Kendilerini sevemeyenler, başkalarını tam sevemez. Bu kişiler hep mutsuzdur, bencil ve yalnızdır. Güçsüzdür, vermekten korkar. Zayıf karakterler hep almakla, destekle ayakta durur. Verici, üretici olanlar gerçekten sevebilir. Bunlar güçlü insanlardır.
Çağımızın insanında psikiyatrik vakalar arttı. Mutsuzluk en başta ve sonrasında yetinmeme geliyor. İlaçla ayakta durmaya çalışıyoruz.
Rekabet içinde bir hayatımız var. Gözlerimiz, önümüze değil de başkasına bakıyor. Bu durum derin bir krizi doğuruyor, o da şudur: hasetlik.
Evet, haset kişi sevemez ve samimi değildir. Kıskançlık, çekemezlik çağımızın en büyük hastalığıdır. Bu hastalık kişinin zayıflığı ile ilgilidir. Kendine güveni yoktur. Kendisini bile sevmeye korkar, dolayısıyla böyle kişiler başkasını sevemez. Başkasını sevememe hali, kişiyi iyice yalnızlaştırır. Üretemeyen bu kişiler taklit ederek ayakta durmaya çalışırlar. Sonuçta saldırgan bir kişilik ortaya çıkar.
Samimi sevgi ne ile olur? Vermekle başlar öncelikle. Sonucu kendinize dönen, kendinizin mutlu olacağı vermek değil bu. Karşınızdakinin mutluluğunu önceleyen verme. Belki siz, acı da çekebilir, ağlayabilirsiniz de.
Sabaha kadar sevdiğiniz için dua edersiniz de kendinize bir şey istemezsiniz. Sevdiğinizin mutluluğu her şeyi unutturur.
Bireyden başlayarak toplumun tüm katmanlarına insanlar arasında samimi bağlar kurulamıyor. Buna sebep nedir? Samimiyetsizliktir tek kelime ile. Siz, bir adımı hesap içinde atıyorsanız, karşınızdaki de tüm hesapları yaparak size geliyor. Karşılık beklemek. En kötü niyet işte budur.
Toplumumuzda kırgınlıklar arttı. Ortak paydada buluşmak zorlaştı. Birbirimize olan sevgimiz azaldı. Sevgiymiş gibi görünen tablo ise rolden ibaret oluyor. Aynı amaca dönük yığınların talepleri bazen boşa çıkıyor. Sebep, samimiyetsizliktir. Samimi sevememektir.

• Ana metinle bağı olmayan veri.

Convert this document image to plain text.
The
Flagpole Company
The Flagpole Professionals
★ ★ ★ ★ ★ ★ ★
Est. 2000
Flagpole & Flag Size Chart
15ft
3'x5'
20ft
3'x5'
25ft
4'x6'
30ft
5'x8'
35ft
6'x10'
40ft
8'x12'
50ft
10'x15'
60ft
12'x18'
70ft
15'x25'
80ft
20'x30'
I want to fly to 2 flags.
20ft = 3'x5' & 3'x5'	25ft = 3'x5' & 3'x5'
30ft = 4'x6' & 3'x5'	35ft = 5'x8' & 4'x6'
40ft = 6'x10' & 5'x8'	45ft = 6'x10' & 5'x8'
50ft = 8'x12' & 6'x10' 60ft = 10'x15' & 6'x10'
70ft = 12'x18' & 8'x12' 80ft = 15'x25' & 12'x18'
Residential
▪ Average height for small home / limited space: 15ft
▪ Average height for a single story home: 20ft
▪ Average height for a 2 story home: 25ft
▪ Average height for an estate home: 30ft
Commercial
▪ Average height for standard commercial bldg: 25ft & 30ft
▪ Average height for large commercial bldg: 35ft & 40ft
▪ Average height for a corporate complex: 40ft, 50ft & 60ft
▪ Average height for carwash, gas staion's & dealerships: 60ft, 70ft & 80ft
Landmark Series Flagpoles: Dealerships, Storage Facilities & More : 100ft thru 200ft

Diğerkam olamayanlar kendisi de olamıyor. İnsan aslında kendisinin hem öznesi hem de nesnesidir. Başkalarına yönelttiğiniz sevgi kadar kendinizi sevebilirsiniz. Başkalarına bir şeyi layık gördüğünüz kadar kendinizi layık görebilirsiniz. Aşağılık duygusu olanlar kendilerine bir şeyi layık göremediklerinden başkalarına da layık göremezler. Böyle kişiler kendilerini hep farklı gösterirler.
Narsist bir ruh halinin giderek toplumu sardığı bir zamanda tutunacağımız sevgi, sevginin kaynağı olan Yaratıcı'dır. Teşhis bellidir, tedavi olunacak makam, bize şah damarımızdan daha yakındır.
Yaratı'ya olan sevginin esası da "bir olma" duygusudur. Bir olamayanlar Yaratıcı'dan da uzağa düşmüştür. Ne sevebilir ne samimidir. Cennete gidebilmenin yolu da birbirimizi sevmekten geçmiyor mu? Bir olmak, enaniyetin eritilmesi ile mümkündür. Bu ise samimiyet gerektirir.
"Büyük bir havuza sahip olmak için bir buz parçası hükmündeki enaniyet ve şahsiyetini, o havuza atmak ve eritmek gerek. Yoksa o buz parçası erir, yok olur. " Bir buz parçası olan enaniyetini samimiyetle bir havuza bırakarak, cüz iken kül olmaya var mısın?